- Born: Daniel Angelo Roque 1990 or 1991 (age 34–35)
- Education: De La Salle University
- Space career
- Previous occupation: CrossFit Coach, Commercial Pilot
- Selection: Axe Apollo Space Academy
- Missions: XCOR Lynx

= Chino Roque =

Candidate to be the first Filipino in space

Daniel Angelo Roque (born 1990/1991), also known as Chino Roque, was one of the 23 space cadets selected from more than 28,000 Filipino candidates by the Axe Apollo Space Academy in 2013 to fly to space with XCOR Lynx. He would have been considered the first Filipino astronaut had the sub-orbital spaceflight taken place; however, the flight never occurred after XCOR Aerospace, the company building the Lynx spacecraft, declared bankruptcy in 2017.

==Early life and career==
Chino Roque was born in . He finished elementary and secondary education at De La Salle Santiago Zobel School and obtained a bachelor's degree in psychology at De La Salle University in 2013. He captained the men's futbol team from 2010 to 2012. After graduation, he gained experience as a student pilot and obtained a commercial pilot's license at the Omni Aviation Corporation in Clark Freeport and Special Economic Zone, Pampanga. He owns Central Ground CrossFit in Bonifacio Global City, Taguig, where he also works as a CrossFit trainer.

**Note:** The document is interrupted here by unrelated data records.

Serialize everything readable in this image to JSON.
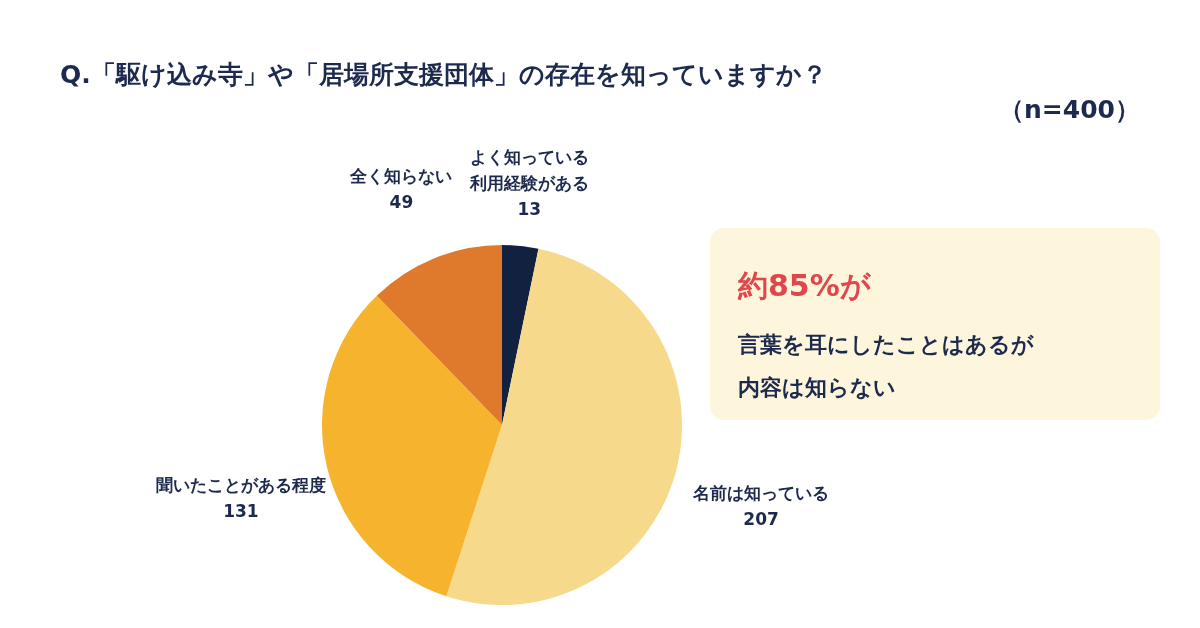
{
  "chart_data": {
    "type": "pie",
    "title": "Q.「駆け込み寺」や「居場所支援団体」の存在を知っていますか？",
    "subtitle": "（n=400）",
    "categories": [
      "よく知っている利用経験がある",
      "名前は知っている",
      "聞いたことがある程度",
      "全く知らない"
    ],
    "values": [
      13,
      207,
      131,
      49
    ],
    "colors": [
      "#12213f",
      "#f7d98c",
      "#f6b42e",
      "#df7a2c"
    ],
    "data_labels": true,
    "annotations": [
      "約85%が",
      "言葉を耳にしたことはあるが",
      "内容は知らない"
    ]
  }
}
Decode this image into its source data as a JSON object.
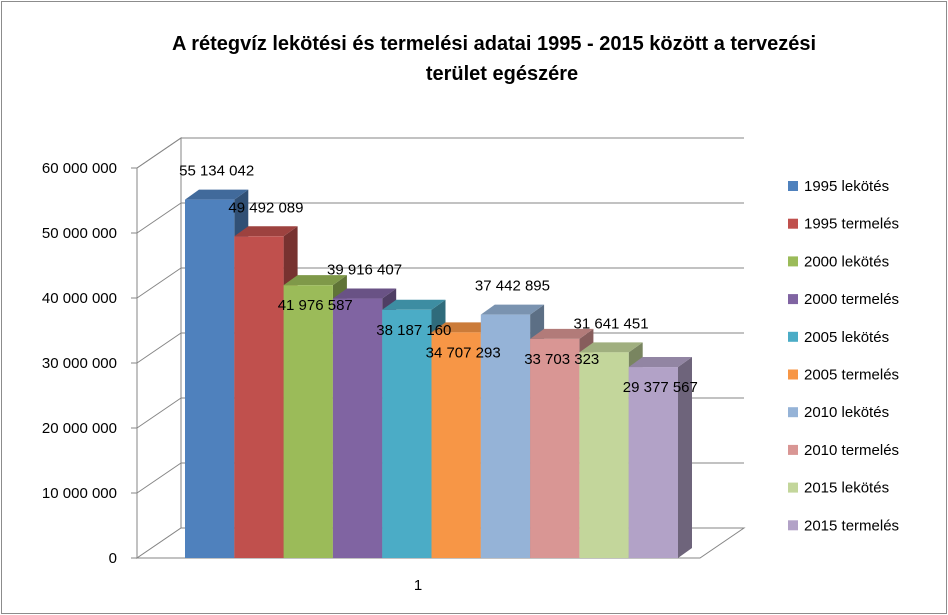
{
  "chart_data": {
    "type": "bar",
    "title_lines": [
      "A rétegvíz lekötési és termelési adatai 1995 - 2015 között a tervezési",
      "terület egészére"
    ],
    "categories": [
      "1"
    ],
    "ylim": [
      0,
      60000000
    ],
    "y_ticks": [
      0,
      10000000,
      20000000,
      30000000,
      40000000,
      50000000,
      60000000
    ],
    "y_tick_labels": [
      "0",
      "10 000 000",
      "20 000 000",
      "30 000 000",
      "40 000 000",
      "50 000 000",
      "60 000 000"
    ],
    "grid": true,
    "legend_position": "right",
    "series": [
      {
        "name": "1995 lekötés",
        "value": 55134042,
        "label": "55 134 042",
        "color": "#4F81BD"
      },
      {
        "name": "1995 termelés",
        "value": 49492089,
        "label": "49 492 089",
        "color": "#C0504D"
      },
      {
        "name": "2000 lekötés",
        "value": 41976587,
        "label": "41 976 587",
        "color": "#9BBB59"
      },
      {
        "name": "2000 termelés",
        "value": 39916407,
        "label": "39 916 407",
        "color": "#8064A2"
      },
      {
        "name": "2005 lekötés",
        "value": 38187160,
        "label": "38 187 160",
        "color": "#4BACC6"
      },
      {
        "name": "2005 termelés",
        "value": 34707293,
        "label": "34 707 293",
        "color": "#F79646"
      },
      {
        "name": "2010 lekötés",
        "value": 37442895,
        "label": "37 442 895",
        "color": "#95B3D7"
      },
      {
        "name": "2010 termelés",
        "value": 33703323,
        "label": "33 703 323",
        "color": "#D99694"
      },
      {
        "name": "2015 lekötés",
        "value": 31641451,
        "label": "31 641 451",
        "color": "#C3D69B"
      },
      {
        "name": "2015 termelés",
        "value": 29377567,
        "label": "29 377 567",
        "color": "#B2A2C7"
      }
    ]
  }
}
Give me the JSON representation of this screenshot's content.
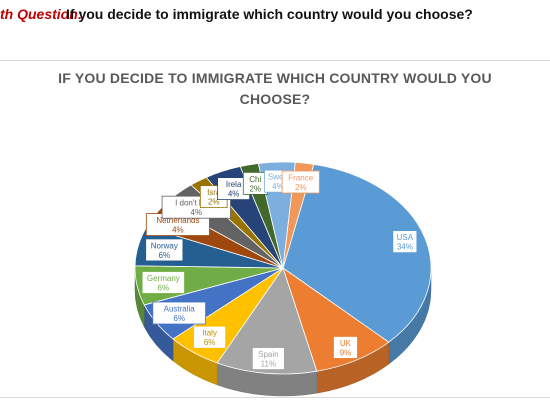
{
  "question": {
    "prefix": "th Question:",
    "text": "If you decide to immigrate which country would you choose?"
  },
  "chart_data": {
    "type": "pie",
    "title": "IF YOU DECIDE TO IMMIGRATE WHICH COUNTRY WOULD YOU CHOOSE?",
    "is_3d": true,
    "slices": [
      {
        "label": "USA",
        "display_label": "USA",
        "value": 34,
        "value_label": "34%",
        "color": "#5b9bd5"
      },
      {
        "label": "UK",
        "display_label": "UK",
        "value": 9,
        "value_label": "9%",
        "color": "#ed7d31"
      },
      {
        "label": "Spain",
        "display_label": "Spain",
        "value": 11,
        "value_label": "11%",
        "color": "#a5a5a5"
      },
      {
        "label": "Italy",
        "display_label": "Italy",
        "value": 6,
        "value_label": "6%",
        "color": "#ffc000"
      },
      {
        "label": "Australia",
        "display_label": "Australia",
        "value": 6,
        "value_label": "6%",
        "color": "#4472c4"
      },
      {
        "label": "Germany",
        "display_label": "Germany",
        "value": 6,
        "value_label": "6%",
        "color": "#70ad47"
      },
      {
        "label": "Norway",
        "display_label": "Norway",
        "value": 6,
        "value_label": "6%",
        "color": "#255e91"
      },
      {
        "label": "Netherlands",
        "display_label": "Netherlands",
        "value": 4,
        "value_label": "4%",
        "color": "#9e480e"
      },
      {
        "label": "I don't know",
        "display_label": "I don't know",
        "value": 4,
        "value_label": "4%",
        "color": "#636363"
      },
      {
        "label": "Israel",
        "display_label": "Isra",
        "value": 2,
        "value_label": "2%",
        "color": "#997300"
      },
      {
        "label": "Ireland",
        "display_label": "Irela",
        "value": 4,
        "value_label": "4%",
        "color": "#264478"
      },
      {
        "label": "China",
        "display_label": "Chi",
        "value": 2,
        "value_label": "2%",
        "color": "#43682b"
      },
      {
        "label": "Sweden",
        "display_label": "Swed",
        "value": 4,
        "value_label": "4%",
        "color": "#7cafdd"
      },
      {
        "label": "France",
        "display_label": "France",
        "value": 2,
        "value_label": "2%",
        "color": "#f1975a"
      }
    ]
  }
}
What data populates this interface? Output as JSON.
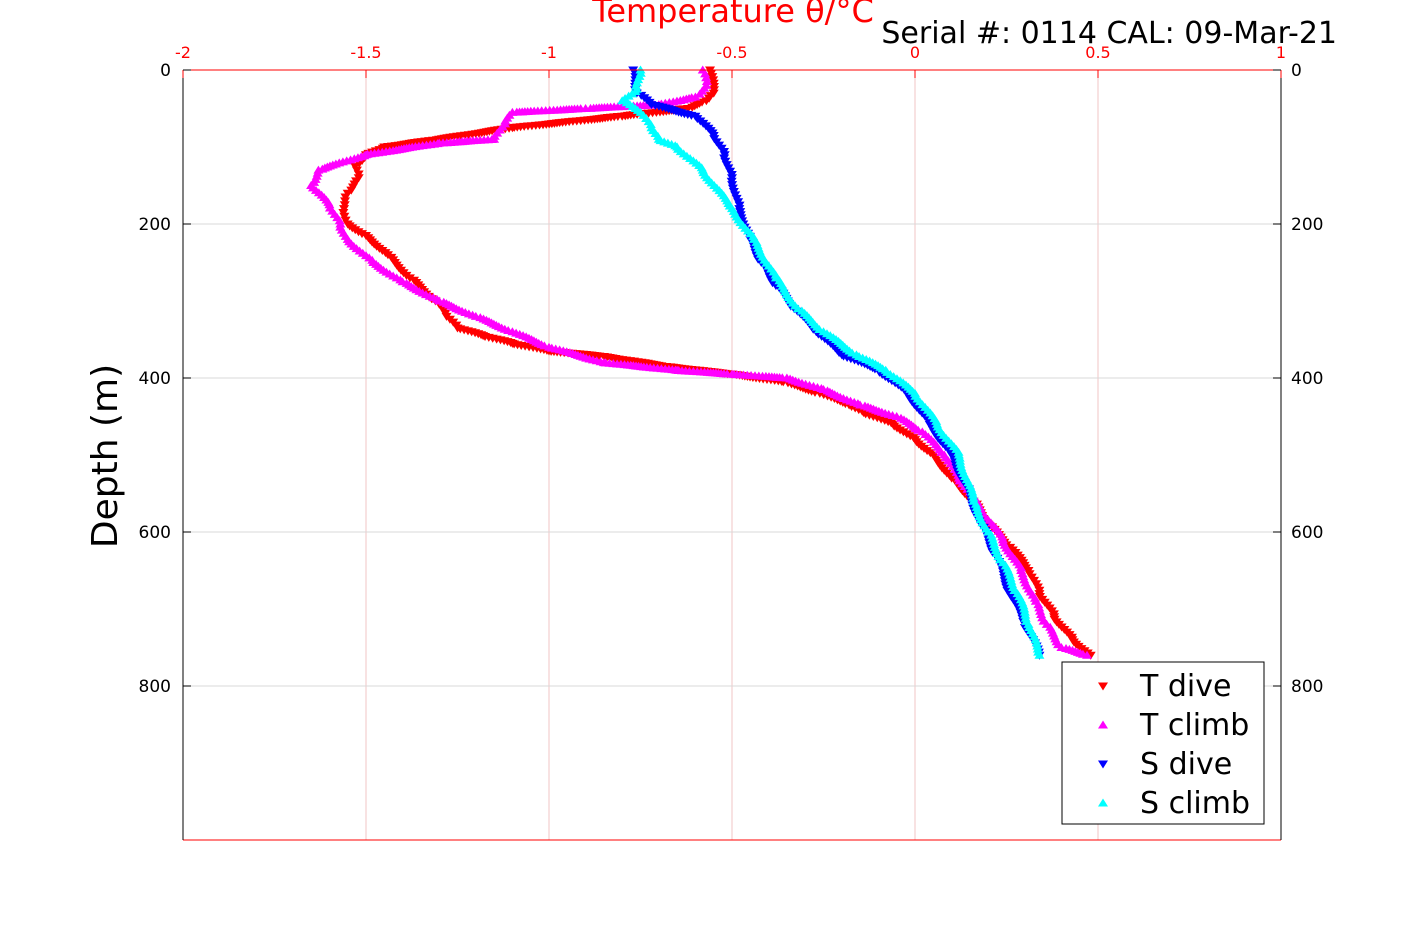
{
  "chart_data": {
    "type": "scatter",
    "title": "Temperature θ/°C",
    "subtitle": "Serial #: 0114  CAL: 09-Mar-21",
    "xlabel": "Temperature θ/°C",
    "ylabel": "Depth (m)",
    "xlim": [
      -2,
      1
    ],
    "ylim": [
      0,
      1000
    ],
    "y_reversed": true,
    "x_axis_position": "top",
    "x_ticks": [
      "-2",
      "-1.5",
      "-1",
      "-0.5",
      "0",
      "0.5",
      "1"
    ],
    "x_tick_values": [
      -2,
      -1.5,
      -1,
      -0.5,
      0,
      0.5,
      1
    ],
    "y_ticks_left": [
      "0",
      "200",
      "400",
      "600",
      "800"
    ],
    "y_ticks_right": [
      "0",
      "200",
      "400",
      "600",
      "800"
    ],
    "y_tick_values": [
      0,
      200,
      400,
      600,
      800
    ],
    "grid": true,
    "legend_position": "bottom-right",
    "colors": {
      "axis_top": "#ff0000",
      "grid": "#d9d9d9",
      "grid_vertical": "#f2c4c4"
    },
    "series": [
      {
        "name": "T dive",
        "marker": "triangle-down",
        "color": "#ff0000",
        "x": [
          -0.56,
          -0.55,
          -0.57,
          -0.62,
          -0.8,
          -1.1,
          -1.3,
          -1.45,
          -1.5,
          -1.53,
          -1.52,
          -1.55,
          -1.56,
          -1.55,
          -1.5,
          -1.44,
          -1.38,
          -1.31,
          -1.28,
          -1.25,
          -1.18,
          -1.1,
          -1.0,
          -0.85,
          -0.68,
          -0.5,
          -0.36,
          -0.26,
          -0.18,
          -0.14,
          -0.06,
          0.0,
          0.05,
          0.1,
          0.16,
          0.2,
          0.26,
          0.31,
          0.34,
          0.38,
          0.43,
          0.48
        ],
        "y": [
          0,
          30,
          40,
          50,
          60,
          75,
          90,
          100,
          110,
          125,
          140,
          160,
          180,
          200,
          215,
          240,
          270,
          300,
          320,
          335,
          345,
          355,
          365,
          372,
          385,
          395,
          405,
          420,
          435,
          445,
          460,
          480,
          500,
          530,
          560,
          590,
          620,
          650,
          680,
          710,
          740,
          760
        ]
      },
      {
        "name": "T climb",
        "marker": "triangle-up",
        "color": "#ff00ff",
        "x": [
          -0.58,
          -0.57,
          -0.6,
          -0.7,
          -0.9,
          -1.1,
          -1.12,
          -1.15,
          -1.3,
          -1.5,
          -1.63,
          -1.65,
          -1.6,
          -1.57,
          -1.55,
          -1.48,
          -1.4,
          -1.3,
          -1.2,
          -1.1,
          -1.0,
          -0.85,
          -0.65,
          -0.5,
          -0.35,
          -0.25,
          -0.15,
          -0.05,
          0.02,
          0.08,
          0.12,
          0.18,
          0.24,
          0.29,
          0.33,
          0.36,
          0.4,
          0.47
        ],
        "y": [
          0,
          20,
          35,
          45,
          50,
          55,
          70,
          90,
          95,
          110,
          130,
          150,
          175,
          200,
          220,
          250,
          275,
          300,
          320,
          340,
          360,
          380,
          390,
          395,
          400,
          415,
          435,
          450,
          470,
          500,
          530,
          570,
          610,
          650,
          690,
          720,
          750,
          760
        ]
      },
      {
        "name": "S dive",
        "marker": "triangle-down",
        "color": "#0000ff",
        "x": [
          -0.77,
          -0.76,
          -0.72,
          -0.6,
          -0.55,
          -0.52,
          -0.5,
          -0.48,
          -0.45,
          -0.42,
          -0.38,
          -0.33,
          -0.27,
          -0.2,
          -0.1,
          -0.02,
          0.04,
          0.1,
          0.14,
          0.18,
          0.22,
          0.26,
          0.3,
          0.34
        ],
        "y": [
          0,
          30,
          45,
          60,
          85,
          110,
          140,
          180,
          220,
          250,
          280,
          310,
          340,
          370,
          390,
          420,
          460,
          500,
          540,
          590,
          630,
          680,
          720,
          760
        ]
      },
      {
        "name": "S climb",
        "marker": "triangle-up",
        "color": "#00ffff",
        "x": [
          -0.75,
          -0.76,
          -0.8,
          -0.75,
          -0.72,
          -0.7,
          -0.65,
          -0.58,
          -0.5,
          -0.44,
          -0.38,
          -0.32,
          -0.25,
          -0.16,
          -0.08,
          0.0,
          0.06,
          0.12,
          0.16,
          0.2,
          0.24,
          0.28,
          0.31,
          0.34
        ],
        "y": [
          0,
          25,
          40,
          55,
          75,
          90,
          100,
          130,
          180,
          220,
          270,
          310,
          340,
          370,
          390,
          420,
          460,
          500,
          560,
          600,
          640,
          680,
          720,
          760
        ]
      }
    ]
  }
}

==Selection as astronaut==
In 2013, after weeks of physical challenges and aptitude tests conducted by the Axe Apollo Space Academy at the Kennedy Space Center, Roque emerged as the representative of the Philippines. Roque also aced a series of scuba and obstacle course training at the Axe Apollo Space Academy in Florida. Roque endured the zero gravity aircraft, the centrifuge, and was granted a co-pilot experience in a fighter jet where he states he was able to barrel roll and snap roll with a Marchetti.

Buzz Aldrin, one of the American astronauts who conducted the first Moon landing in 1969, served as the selection committee chairman of the program. Roque revealed that he would bring three items to the planned space flight: the Filipino flag, a rosary, and a photograph.

While the proposed sub-orbital spaceflight was scheduled to be completed sometime between 2014 and 2015, no flight has been conducted with the proposed XCOR Lynx to date. This has been connected with the declared bankruptcy of XCOR Aerospace in 2017, the company sponsoring the vehicle to be used by the Axe Apollo Space Academy.